Organizers
Umberto Alibrandi, uanull@cae.au.dk
Department of Civil and Architectural Engineering, Aarhus University, Denmark
Alba Sofi, alba.sofinull@unirc.it
Department of Architecture and Territory, University “Mediterranea” of Reggio Calabria, Italy
Lars V. Andersen, lvanull@cae.au.dk
Department of Civil and Architectural Engineering, Aarhus University, Denmark
Abstract
The Digital Twin (DT) is a virtual replica of buildings, processes, structures, people, systems created and maintained in order to answer questions about its physical part, the Physical Twin (PT). In the case of the built environment, the PT may be represented by buildings, bridges, offshore structures. Full synchronization between the DT and the PT will provide a perpetual learning process and updating between the two twins. However, multiple sources of uncertainty during the lifecycle challenge our prediction capabilities.
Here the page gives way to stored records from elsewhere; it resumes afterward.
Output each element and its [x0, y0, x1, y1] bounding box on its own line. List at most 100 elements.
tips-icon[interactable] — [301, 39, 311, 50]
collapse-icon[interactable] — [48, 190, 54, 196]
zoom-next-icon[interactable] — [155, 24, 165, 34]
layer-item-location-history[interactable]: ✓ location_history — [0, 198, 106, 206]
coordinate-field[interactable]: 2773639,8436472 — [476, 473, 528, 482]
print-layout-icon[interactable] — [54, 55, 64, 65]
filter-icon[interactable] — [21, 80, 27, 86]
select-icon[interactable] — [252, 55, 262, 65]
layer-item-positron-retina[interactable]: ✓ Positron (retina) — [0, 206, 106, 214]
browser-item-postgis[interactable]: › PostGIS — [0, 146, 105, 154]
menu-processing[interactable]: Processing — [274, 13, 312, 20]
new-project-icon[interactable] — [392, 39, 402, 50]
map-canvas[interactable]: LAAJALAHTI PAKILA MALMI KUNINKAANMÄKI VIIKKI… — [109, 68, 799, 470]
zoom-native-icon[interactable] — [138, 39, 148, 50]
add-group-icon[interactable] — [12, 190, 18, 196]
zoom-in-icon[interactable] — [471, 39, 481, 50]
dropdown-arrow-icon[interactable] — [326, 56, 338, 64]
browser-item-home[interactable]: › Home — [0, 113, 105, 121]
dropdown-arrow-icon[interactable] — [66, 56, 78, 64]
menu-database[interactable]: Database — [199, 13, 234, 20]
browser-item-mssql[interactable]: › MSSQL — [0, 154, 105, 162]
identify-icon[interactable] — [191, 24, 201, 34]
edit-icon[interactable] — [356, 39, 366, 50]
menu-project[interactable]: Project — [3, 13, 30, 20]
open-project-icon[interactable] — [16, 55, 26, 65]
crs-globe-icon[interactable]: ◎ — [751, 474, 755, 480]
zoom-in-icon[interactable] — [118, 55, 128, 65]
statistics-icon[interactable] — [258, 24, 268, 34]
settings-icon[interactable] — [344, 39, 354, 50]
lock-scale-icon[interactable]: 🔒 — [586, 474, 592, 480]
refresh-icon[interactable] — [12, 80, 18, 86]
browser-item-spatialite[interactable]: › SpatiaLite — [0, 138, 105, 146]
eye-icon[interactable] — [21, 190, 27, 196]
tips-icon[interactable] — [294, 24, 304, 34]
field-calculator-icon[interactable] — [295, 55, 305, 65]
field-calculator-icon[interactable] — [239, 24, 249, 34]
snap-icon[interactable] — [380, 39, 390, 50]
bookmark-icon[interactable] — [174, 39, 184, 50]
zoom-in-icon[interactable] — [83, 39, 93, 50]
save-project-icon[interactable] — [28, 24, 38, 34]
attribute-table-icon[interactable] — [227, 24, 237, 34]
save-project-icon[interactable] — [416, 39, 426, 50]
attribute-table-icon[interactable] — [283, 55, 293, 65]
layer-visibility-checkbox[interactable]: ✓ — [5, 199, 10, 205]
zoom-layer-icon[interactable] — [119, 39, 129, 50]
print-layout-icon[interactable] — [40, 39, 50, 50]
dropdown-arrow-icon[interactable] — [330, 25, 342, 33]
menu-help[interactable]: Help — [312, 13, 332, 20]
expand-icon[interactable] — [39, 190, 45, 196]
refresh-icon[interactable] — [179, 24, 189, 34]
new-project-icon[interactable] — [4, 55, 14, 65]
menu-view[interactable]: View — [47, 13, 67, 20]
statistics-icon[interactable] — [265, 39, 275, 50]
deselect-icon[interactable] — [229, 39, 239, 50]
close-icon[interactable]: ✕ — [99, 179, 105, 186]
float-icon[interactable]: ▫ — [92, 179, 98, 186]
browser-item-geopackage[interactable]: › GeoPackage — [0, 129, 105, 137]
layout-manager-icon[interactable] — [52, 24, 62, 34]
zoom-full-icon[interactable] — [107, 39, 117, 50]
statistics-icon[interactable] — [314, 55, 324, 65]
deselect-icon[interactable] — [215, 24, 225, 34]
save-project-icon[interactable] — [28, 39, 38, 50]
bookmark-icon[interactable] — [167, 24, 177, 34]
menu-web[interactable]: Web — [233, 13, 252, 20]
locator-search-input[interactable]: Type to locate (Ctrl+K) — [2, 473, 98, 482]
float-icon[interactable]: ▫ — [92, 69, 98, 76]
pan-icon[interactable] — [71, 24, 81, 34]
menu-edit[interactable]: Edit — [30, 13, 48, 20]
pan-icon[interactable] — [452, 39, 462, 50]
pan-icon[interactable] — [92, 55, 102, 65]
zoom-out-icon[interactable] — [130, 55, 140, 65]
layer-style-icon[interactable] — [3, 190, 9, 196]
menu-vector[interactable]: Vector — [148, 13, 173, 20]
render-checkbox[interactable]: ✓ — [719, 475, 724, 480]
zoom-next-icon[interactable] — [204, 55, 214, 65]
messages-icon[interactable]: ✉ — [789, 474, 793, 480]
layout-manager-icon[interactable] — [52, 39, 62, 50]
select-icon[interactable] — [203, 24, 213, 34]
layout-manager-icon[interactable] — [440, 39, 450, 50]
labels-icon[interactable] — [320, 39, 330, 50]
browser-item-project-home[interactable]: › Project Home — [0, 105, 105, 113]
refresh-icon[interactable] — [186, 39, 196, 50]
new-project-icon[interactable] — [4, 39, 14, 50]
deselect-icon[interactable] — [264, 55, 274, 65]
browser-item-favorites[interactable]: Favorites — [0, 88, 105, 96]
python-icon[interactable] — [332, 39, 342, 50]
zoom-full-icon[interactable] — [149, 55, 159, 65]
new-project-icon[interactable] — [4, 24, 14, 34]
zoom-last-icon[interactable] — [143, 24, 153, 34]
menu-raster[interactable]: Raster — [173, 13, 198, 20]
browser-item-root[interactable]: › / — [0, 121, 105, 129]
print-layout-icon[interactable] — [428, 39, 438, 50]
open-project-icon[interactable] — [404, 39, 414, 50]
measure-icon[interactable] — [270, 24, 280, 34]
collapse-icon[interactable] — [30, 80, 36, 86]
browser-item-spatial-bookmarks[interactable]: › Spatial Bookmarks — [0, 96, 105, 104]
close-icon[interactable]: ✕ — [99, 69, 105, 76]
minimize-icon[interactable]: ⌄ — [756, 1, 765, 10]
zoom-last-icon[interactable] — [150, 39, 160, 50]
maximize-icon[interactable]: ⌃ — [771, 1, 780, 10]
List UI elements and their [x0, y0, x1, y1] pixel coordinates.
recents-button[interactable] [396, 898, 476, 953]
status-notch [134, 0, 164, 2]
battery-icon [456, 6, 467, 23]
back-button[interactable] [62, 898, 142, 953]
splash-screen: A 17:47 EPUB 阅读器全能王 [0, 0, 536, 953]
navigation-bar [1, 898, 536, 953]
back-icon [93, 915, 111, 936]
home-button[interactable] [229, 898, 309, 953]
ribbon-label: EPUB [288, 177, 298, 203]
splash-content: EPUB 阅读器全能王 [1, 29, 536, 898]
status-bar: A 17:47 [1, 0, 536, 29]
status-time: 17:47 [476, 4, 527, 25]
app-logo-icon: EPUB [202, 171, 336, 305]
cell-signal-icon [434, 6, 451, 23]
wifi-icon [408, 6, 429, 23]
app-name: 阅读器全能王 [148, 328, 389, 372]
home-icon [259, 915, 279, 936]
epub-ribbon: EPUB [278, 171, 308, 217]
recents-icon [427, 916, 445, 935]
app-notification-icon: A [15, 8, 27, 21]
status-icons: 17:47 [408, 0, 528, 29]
It follows the significance of the Risk-Informed Digital Twin (RDT) where tools of data-driven Uncertainty Quantification in all its facets (probabilistic, non-probabilistic or hybrid), Risk Analysis and decision making under uncertainty are fully integrated.
The scope of this Special Session is to bring together expert practitioners, researchers and academics to develop methods, frameworks and tools in this broad area, including but not limited to Structural Health Monitoring, Value of Information, Uncertainty Quantification (probabilistic approaches, interval model, fuzzy sets, Bayesian model, imprecise probabilities, probabilistic sensitivity analysis), surrogate modelling using active learning technologies, structural reliability, stochastic dynamic analysis, machine learning, reinforcement learning, lifecycle optimal design and management under uncertainty. Contributions addressing practical applications are also encouraged, e.g. buildings, bridges, offshore, geotechnical systems, up to urban systems and regional scale analysis.